Malgré ce rôle central, le développement du rugby malgache reste confronté à un obstacle majeur : le manque de financement. Les compétitions internationales, essentielles pour faire progresser les joueurs, nécessitent des moyens conséquents, que la fédération peine encore à réunir seule.
Le président de Malagasy Rugby, Marcel Rakotomalala, alerte régulièrement sur les retards d’accompagnement de l’État. Les promesses d’aide pour les déplacements et les participations aux tournois internationaux tardent à se concrétiser, fragilisant la préparation des sélections nationales.
« Malagasy Rugby est la seule fédération à avoir envoyé trois équipes nationales, soit 85 membres de délégation, disputer des compétitions internationales sans avoir obtenu de l’État le remboursement des frais y afférents. À chaque occasion, je ne me lasse pas de lancer un appel, car ce retard de remboursement affecte la trésorerie de Malagasy Rugby », confie Marcel Rakotomalala.
Pourtant, les enjeux sont considérables. Le rugby à VII, discipline olympique, représente une opportunité unique de visibilité pour Madagascar.
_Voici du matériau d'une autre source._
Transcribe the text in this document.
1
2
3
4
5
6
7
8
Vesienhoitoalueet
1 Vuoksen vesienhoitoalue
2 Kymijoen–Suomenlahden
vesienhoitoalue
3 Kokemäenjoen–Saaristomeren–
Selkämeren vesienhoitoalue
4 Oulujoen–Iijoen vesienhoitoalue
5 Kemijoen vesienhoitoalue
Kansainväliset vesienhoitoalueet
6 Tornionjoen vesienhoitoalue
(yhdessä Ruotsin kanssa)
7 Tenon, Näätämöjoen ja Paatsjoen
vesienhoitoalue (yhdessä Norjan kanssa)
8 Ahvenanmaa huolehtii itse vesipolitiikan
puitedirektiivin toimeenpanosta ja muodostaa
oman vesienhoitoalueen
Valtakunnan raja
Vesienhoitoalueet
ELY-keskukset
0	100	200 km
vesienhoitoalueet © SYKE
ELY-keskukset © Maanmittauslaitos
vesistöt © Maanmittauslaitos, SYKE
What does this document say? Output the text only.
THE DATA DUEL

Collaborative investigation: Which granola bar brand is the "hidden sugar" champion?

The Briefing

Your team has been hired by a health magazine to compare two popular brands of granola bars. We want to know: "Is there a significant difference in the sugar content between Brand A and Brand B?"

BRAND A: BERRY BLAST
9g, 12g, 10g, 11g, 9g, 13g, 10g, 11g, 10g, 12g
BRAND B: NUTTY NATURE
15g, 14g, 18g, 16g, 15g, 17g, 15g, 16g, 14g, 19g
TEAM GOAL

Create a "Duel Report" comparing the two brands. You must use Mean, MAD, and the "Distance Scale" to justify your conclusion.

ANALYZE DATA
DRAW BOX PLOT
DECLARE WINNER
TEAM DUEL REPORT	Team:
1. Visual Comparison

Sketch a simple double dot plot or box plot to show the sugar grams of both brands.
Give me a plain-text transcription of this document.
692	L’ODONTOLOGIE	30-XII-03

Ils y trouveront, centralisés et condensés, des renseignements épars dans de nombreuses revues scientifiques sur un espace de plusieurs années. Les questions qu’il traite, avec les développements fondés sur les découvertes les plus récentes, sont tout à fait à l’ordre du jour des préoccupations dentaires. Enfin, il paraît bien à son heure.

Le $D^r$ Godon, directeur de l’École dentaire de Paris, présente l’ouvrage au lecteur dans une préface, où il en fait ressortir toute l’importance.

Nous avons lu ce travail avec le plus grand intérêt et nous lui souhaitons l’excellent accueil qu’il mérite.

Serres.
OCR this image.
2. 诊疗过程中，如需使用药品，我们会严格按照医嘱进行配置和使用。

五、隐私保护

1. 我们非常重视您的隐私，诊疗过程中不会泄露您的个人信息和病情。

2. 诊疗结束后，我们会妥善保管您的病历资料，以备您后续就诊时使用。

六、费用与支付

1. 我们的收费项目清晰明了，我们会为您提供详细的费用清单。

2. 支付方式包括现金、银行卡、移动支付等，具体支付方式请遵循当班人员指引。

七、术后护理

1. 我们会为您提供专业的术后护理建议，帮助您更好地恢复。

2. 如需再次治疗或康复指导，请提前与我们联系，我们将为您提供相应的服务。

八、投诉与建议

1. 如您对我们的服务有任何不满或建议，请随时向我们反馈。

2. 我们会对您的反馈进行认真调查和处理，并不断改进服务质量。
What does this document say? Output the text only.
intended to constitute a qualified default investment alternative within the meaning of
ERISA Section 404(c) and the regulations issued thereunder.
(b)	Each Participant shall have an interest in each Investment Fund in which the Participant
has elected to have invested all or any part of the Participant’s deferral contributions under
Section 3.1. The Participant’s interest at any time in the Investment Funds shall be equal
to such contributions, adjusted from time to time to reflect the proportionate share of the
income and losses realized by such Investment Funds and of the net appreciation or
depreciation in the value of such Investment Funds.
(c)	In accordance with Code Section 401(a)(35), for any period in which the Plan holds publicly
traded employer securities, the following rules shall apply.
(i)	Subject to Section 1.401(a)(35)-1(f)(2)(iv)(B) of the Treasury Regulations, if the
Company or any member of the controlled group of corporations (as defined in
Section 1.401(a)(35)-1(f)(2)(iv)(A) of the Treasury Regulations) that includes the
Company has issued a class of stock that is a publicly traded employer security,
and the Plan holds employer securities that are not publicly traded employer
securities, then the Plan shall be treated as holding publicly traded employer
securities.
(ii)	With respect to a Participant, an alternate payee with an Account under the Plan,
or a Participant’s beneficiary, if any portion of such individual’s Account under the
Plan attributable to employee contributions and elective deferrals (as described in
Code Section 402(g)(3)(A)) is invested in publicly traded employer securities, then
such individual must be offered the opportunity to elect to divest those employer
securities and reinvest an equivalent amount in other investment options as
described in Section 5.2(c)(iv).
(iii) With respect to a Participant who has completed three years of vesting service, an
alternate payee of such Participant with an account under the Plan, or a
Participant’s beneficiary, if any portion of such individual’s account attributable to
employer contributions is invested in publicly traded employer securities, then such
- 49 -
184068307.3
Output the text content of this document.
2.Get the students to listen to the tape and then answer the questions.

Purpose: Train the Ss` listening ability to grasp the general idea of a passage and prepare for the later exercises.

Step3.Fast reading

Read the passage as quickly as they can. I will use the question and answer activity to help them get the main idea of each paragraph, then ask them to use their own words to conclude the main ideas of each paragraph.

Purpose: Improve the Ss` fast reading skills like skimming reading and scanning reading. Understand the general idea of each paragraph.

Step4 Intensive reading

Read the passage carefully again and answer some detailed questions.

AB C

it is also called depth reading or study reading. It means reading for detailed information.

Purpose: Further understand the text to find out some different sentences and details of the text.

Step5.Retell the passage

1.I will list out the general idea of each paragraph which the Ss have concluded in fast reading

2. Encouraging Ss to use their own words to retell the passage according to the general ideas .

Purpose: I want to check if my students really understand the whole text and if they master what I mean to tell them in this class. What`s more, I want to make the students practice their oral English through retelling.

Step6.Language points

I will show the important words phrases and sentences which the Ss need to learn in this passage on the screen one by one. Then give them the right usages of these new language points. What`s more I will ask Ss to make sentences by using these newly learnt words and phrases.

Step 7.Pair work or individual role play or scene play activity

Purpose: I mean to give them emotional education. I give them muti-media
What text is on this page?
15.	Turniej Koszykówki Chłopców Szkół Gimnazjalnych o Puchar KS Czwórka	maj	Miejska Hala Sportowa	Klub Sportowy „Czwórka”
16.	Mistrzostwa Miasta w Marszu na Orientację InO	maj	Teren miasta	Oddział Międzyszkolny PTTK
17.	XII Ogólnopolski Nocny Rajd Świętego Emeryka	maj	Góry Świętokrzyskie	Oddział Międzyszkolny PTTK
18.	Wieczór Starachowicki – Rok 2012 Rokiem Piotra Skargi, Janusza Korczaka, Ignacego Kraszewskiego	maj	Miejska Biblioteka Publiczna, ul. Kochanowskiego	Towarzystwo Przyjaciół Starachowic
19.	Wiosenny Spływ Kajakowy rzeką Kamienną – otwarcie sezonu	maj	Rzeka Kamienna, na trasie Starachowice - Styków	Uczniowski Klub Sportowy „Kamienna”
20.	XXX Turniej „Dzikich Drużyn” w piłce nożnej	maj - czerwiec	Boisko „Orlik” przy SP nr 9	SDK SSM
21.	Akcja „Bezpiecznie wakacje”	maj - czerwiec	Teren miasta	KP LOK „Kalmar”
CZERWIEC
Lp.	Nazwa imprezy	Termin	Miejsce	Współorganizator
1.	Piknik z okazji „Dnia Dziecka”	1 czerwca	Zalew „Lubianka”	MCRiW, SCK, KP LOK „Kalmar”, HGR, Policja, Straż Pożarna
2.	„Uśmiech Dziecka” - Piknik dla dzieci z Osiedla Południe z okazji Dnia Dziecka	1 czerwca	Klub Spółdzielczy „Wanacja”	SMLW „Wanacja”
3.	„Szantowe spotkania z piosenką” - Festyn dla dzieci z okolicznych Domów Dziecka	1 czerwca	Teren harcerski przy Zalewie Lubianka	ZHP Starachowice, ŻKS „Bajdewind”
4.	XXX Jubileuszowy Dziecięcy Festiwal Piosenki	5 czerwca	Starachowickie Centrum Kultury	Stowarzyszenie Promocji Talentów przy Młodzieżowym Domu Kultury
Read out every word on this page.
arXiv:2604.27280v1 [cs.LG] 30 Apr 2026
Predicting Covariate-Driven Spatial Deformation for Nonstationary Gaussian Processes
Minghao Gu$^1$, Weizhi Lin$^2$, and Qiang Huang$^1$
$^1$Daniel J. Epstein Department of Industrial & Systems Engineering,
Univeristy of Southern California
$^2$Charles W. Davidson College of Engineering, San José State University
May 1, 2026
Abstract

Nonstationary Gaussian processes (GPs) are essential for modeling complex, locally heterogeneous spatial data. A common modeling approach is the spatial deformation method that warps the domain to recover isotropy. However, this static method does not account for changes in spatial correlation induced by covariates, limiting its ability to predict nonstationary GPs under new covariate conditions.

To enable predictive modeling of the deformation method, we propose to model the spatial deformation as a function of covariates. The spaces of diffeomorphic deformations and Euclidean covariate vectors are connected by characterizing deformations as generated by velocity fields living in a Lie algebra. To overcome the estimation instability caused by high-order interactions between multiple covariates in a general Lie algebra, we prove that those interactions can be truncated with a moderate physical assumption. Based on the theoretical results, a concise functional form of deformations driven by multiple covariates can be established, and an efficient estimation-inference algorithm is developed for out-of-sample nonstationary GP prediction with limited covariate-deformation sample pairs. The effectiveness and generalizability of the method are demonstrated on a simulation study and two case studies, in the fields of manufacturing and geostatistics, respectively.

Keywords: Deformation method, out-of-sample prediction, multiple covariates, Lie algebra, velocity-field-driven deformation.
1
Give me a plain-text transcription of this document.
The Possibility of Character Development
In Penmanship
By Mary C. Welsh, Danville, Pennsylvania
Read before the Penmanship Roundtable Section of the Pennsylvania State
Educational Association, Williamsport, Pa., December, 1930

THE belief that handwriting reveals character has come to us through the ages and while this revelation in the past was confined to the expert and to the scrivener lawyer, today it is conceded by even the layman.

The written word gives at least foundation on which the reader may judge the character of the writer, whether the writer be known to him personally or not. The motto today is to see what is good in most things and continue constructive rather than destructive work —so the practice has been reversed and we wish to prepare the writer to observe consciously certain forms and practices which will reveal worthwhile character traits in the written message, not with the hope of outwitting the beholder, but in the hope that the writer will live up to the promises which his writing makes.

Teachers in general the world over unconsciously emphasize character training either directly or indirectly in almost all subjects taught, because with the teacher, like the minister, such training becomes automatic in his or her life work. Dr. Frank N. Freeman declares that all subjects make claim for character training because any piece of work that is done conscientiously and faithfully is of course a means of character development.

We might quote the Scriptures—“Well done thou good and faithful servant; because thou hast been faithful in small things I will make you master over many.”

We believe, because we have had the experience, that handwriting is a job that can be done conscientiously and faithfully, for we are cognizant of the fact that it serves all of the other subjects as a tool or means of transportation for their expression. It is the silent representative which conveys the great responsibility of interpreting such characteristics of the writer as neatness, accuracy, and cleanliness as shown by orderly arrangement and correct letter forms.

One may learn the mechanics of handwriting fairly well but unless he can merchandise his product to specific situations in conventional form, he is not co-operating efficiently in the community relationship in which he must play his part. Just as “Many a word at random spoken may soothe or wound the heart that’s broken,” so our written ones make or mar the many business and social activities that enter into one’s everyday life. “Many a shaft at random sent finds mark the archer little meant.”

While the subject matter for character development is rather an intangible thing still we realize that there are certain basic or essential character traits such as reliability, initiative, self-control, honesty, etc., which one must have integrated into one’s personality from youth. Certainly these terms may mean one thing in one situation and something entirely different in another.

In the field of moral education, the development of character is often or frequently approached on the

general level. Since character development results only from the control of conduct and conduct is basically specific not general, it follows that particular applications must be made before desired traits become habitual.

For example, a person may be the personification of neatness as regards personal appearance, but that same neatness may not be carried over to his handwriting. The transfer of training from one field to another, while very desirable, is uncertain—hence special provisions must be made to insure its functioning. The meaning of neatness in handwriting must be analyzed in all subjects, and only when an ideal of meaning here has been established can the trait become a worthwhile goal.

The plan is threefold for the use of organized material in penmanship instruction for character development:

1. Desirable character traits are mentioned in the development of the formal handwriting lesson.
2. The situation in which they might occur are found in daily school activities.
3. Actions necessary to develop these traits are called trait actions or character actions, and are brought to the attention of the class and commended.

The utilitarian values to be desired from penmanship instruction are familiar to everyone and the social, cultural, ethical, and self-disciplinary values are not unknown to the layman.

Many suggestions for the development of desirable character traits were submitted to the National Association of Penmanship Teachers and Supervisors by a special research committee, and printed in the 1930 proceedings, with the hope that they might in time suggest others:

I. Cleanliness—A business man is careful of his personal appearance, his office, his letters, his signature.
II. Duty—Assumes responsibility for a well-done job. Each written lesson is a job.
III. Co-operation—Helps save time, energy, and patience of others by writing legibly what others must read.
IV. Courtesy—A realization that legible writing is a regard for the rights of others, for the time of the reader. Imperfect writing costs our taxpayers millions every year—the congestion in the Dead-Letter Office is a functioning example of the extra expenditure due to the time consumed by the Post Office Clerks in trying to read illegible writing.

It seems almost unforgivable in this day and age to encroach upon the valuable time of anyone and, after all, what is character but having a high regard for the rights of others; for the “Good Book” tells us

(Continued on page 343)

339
Les performances récentes des Makis (vice-champions d’Afrique de rugby à VII) montrent que le potentiel est bien réel, mais sans un soutien structuré logistique, financier et institutionnel, la progression pourrait rapidement atteindre ses limites. Plus que jamais, l’implication de l’État apparaît comme un levier déterminant pour transformer ce potentiel en réussite durable.